RegExp Tree

JavaScript 的正则表达式处理器。「Regular expressions processor in JavaScript」

  • 所有者: DmitrySoshnikov/regexp-tree
  • 平台: Linux, Mac, Windows
  • 許可證: MIT License
  • 分類:
  • 主題:
  • 喜歡:
    0
      比較:

Github星跟蹤圖

regexp-tree

Build Status npm version npm downloads

Regular expressions processor in JavaScript

TL;DR: RegExp Tree is a regular expressions processor, which includes parser, traversal, transformer, optimizer, and interpreter APIs.

You can get an overview of the tool in this article.

Table of Contents

Installation

The parser can be installed as an npm module:

npm install -g regexp-tree

You can also try it online using AST Explorer.

Development

  1. Fork https://github.com/DmitrySoshnikov/regexp-tree repo
  2. If there is an actual issue from the issues list you'd like to work on, feel free to assign it yourself, or comment on it to avoid collisions (open a new issue if needed)
  3. Make your changes
  4. Make sure npm test still passes (add new tests if needed)
  5. Submit a PR

The regexp-tree parser is implemented as an automatic LR parser using Syntax tool. The parser module is generated from the regexp grammar, which is based on the regular expressions grammar used in ECMAScript.

For development from the github repository, run build command to generate the parser module, and transpile JS code:

git clone https://github.com/<your-github-account>/regexp-tree.git
cd regexp-tree
npm install
npm run build

NOTE: JS code transpilation is used to support older versions of Node.
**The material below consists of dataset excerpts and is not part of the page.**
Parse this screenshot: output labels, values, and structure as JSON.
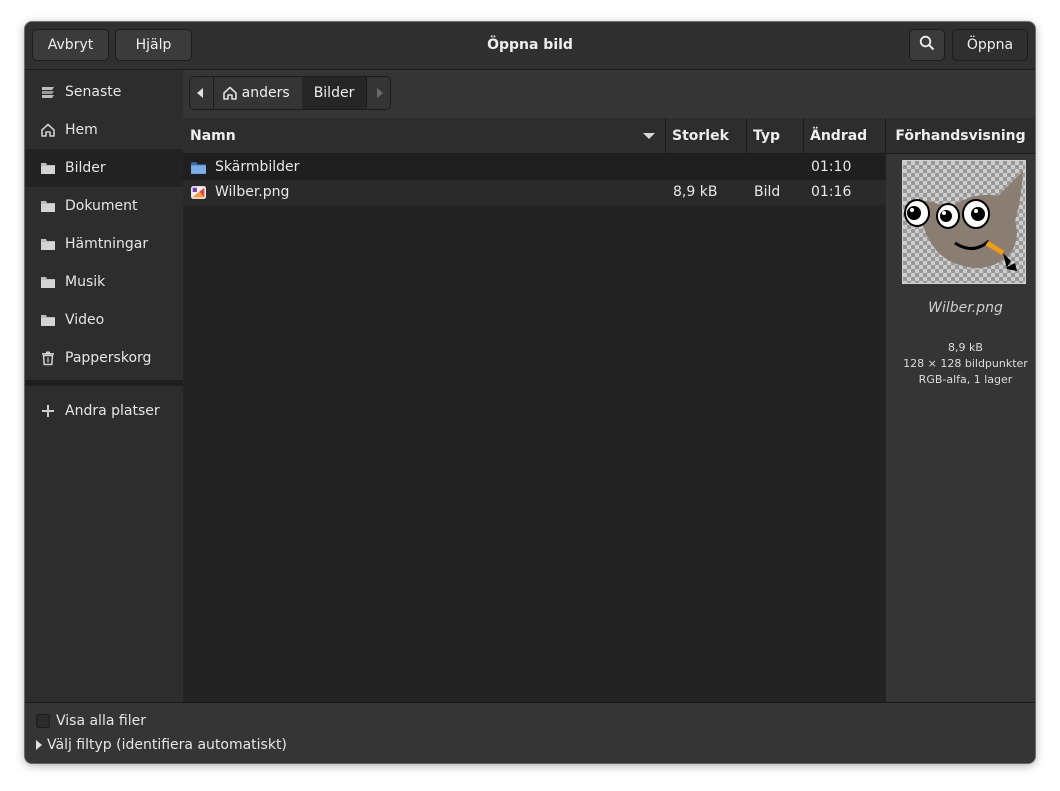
{
  "window": {
    "title": "Öppna bild"
  },
  "header": {
    "cancel_label": "Avbryt",
    "help_label": "Hjälp",
    "open_label": "Öppna",
    "search_icon": "search-icon"
  },
  "sidebar": {
    "items": [
      {
        "label": "Senaste",
        "icon": "recent-icon"
      },
      {
        "label": "Hem",
        "icon": "home-icon"
      },
      {
        "label": "Bilder",
        "icon": "folder-icon"
      },
      {
        "label": "Dokument",
        "icon": "folder-icon"
      },
      {
        "label": "Hämtningar",
        "icon": "folder-icon"
      },
      {
        "label": "Musik",
        "icon": "folder-icon"
      },
      {
        "label": "Video",
        "icon": "folder-icon"
      },
      {
        "label": "Papperskorg",
        "icon": "trash-icon"
      }
    ],
    "other_places": "Andra platser"
  },
  "pathbar": {
    "segments": [
      {
        "label": "anders",
        "icon": "home-icon"
      },
      {
        "label": "Bilder"
      }
    ]
  },
  "filelist": {
    "columns": [
      "Namn",
      "Storlek",
      "Typ",
      "Ändrad"
    ],
    "rows": [
      {
        "name": "Skärmbilder",
        "size": "",
        "type": "",
        "modified": "01:10",
        "icon": "folder-icon"
      },
      {
        "name": "Wilber.png",
        "size": "8,9 kB",
        "type": "Bild",
        "modified": "01:16",
        "icon": "image-file-icon"
      }
    ]
  },
  "preview": {
    "title": "Förhandsvisning",
    "name": "Wilber.png",
    "size": "8,9 kB",
    "dimensions": "128 × 128 bildpunkter",
    "details": "RGB-alfa, 1 lager"
  },
  "footer": {
    "show_all_label": "Visa alla filer",
    "show_all_checked": false,
    "filetype_label": "Välj filtyp (identifiera automatiskt)"
  }
}
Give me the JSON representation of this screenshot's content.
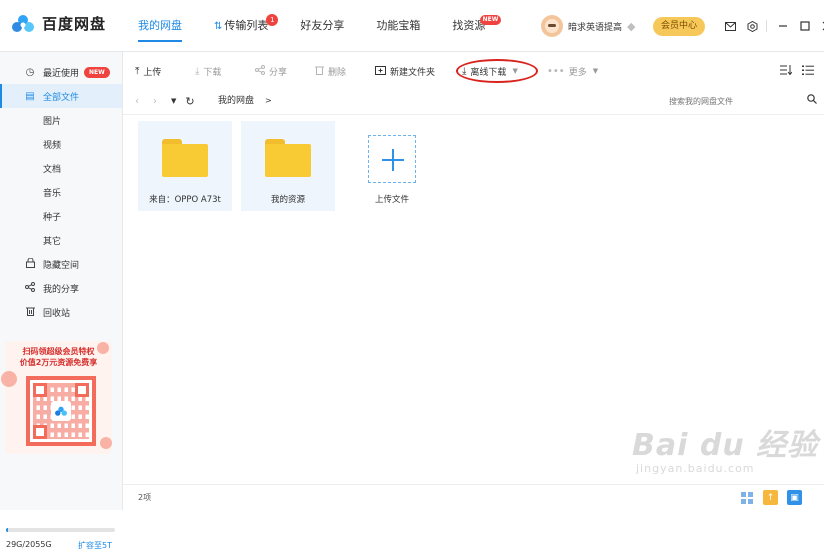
{
  "app": {
    "name": "百度网盘"
  },
  "nav": {
    "items": [
      {
        "label": "我的网盘",
        "active": true
      },
      {
        "label": "传输列表",
        "badge": "1"
      },
      {
        "label": "好友分享"
      },
      {
        "label": "功能宝箱"
      },
      {
        "label": "找资源",
        "badge": "NEW"
      }
    ]
  },
  "user": {
    "name": "暗求英语提高",
    "vip_label": "会员中心"
  },
  "header_icons": [
    "mail-icon",
    "settings-icon",
    "minimize-icon",
    "maximize-icon",
    "close-icon"
  ],
  "sidebar": {
    "items": [
      {
        "label": "最近使用",
        "icon": "clock-icon",
        "badge": "NEW"
      },
      {
        "label": "全部文件",
        "icon": "file-icon",
        "active": true
      },
      {
        "label": "图片"
      },
      {
        "label": "视频"
      },
      {
        "label": "文档"
      },
      {
        "label": "音乐"
      },
      {
        "label": "种子"
      },
      {
        "label": "其它"
      },
      {
        "label": "隐藏空间",
        "icon": "lock-icon"
      },
      {
        "label": "我的分享",
        "icon": "share-icon"
      },
      {
        "label": "回收站",
        "icon": "trash-icon"
      }
    ],
    "promo": {
      "line1": "扫码领超级会员特权",
      "line2": "价值2万元资源免费享"
    },
    "storage": {
      "text": "29G/2055G",
      "used_fraction": 0.014,
      "expand_label": "扩容至5T"
    }
  },
  "toolbar": {
    "upload": "上传",
    "download": "下载",
    "share": "分享",
    "delete": "删除",
    "new_folder": "新建文件夹",
    "offline_download": "离线下载",
    "more": "更多"
  },
  "address": {
    "breadcrumb": "我的网盘",
    "separator": ">",
    "search_placeholder": "搜索我的网盘文件"
  },
  "files": [
    {
      "name": "来自：OPPO A73t",
      "type": "folder"
    },
    {
      "name": "我的资源",
      "type": "folder"
    }
  ],
  "upload_label": "上传文件",
  "status": {
    "count": "2项"
  },
  "watermark": {
    "main": "Bai du 经验",
    "sub": "jingyan.baidu.com"
  },
  "colors": {
    "accent": "#1f8ae5",
    "folder": "#f8cb34",
    "badge": "#f0433f",
    "vip": "#f6c859",
    "highlight": "#d9231f"
  }
}
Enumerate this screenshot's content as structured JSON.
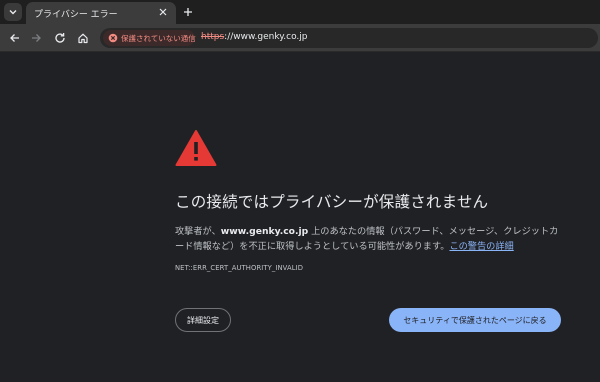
{
  "tab": {
    "title": "プライバシー エラー",
    "close_icon": "close-icon",
    "menu_icon": "chevron-down-icon"
  },
  "new_tab_icon": "plus-icon",
  "toolbar": {
    "back_icon": "arrow-left-icon",
    "forward_icon": "arrow-right-icon",
    "reload_icon": "reload-icon",
    "home_icon": "home-icon",
    "security_label": "保護されていない通信",
    "url_scheme": "https",
    "url_rest": "://www.genky.co.jp"
  },
  "colors": {
    "background": "#202124",
    "warning_red": "#e53935",
    "link_blue": "#8ab4f8",
    "insecure_red": "#f28b82"
  },
  "content": {
    "warning_icon": "warning-triangle-icon",
    "heading": "この接続ではプライバシーが保護されません",
    "body_prefix": "攻撃者が、",
    "body_domain": "www.genky.co.jp",
    "body_middle": " 上のあなたの情報（パスワード、メッセージ、クレジットカード情報など）を不正に取得しようとしている可能性があります。",
    "body_link": "この警告の詳細",
    "error_code": "NET::ERR_CERT_AUTHORITY_INVALID",
    "advanced_button": "詳細設定",
    "back_button": "セキュリティで保護されたページに戻る"
  }
}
For faster development cycle you can use npm run watch command, which continuously transpiles JS code.

Usage as a CLI

Note: the CLI is exposed as its own regexp-tree-cli module.

Check the options available from CLI:

regexp-tree-cli --help
Usage: regexp-tree-cli [options]

Options:
   -e, --expression   A regular expression to be parsed
   -l, --loc          Whether to capture AST node locations
   -o, --optimize     Applies optimizer on the passed expression
   -c, --compat       Applies compat-transpiler on the passed expression
   -t, --table        Print NFA/DFA transition tables (nfa/dfa/all)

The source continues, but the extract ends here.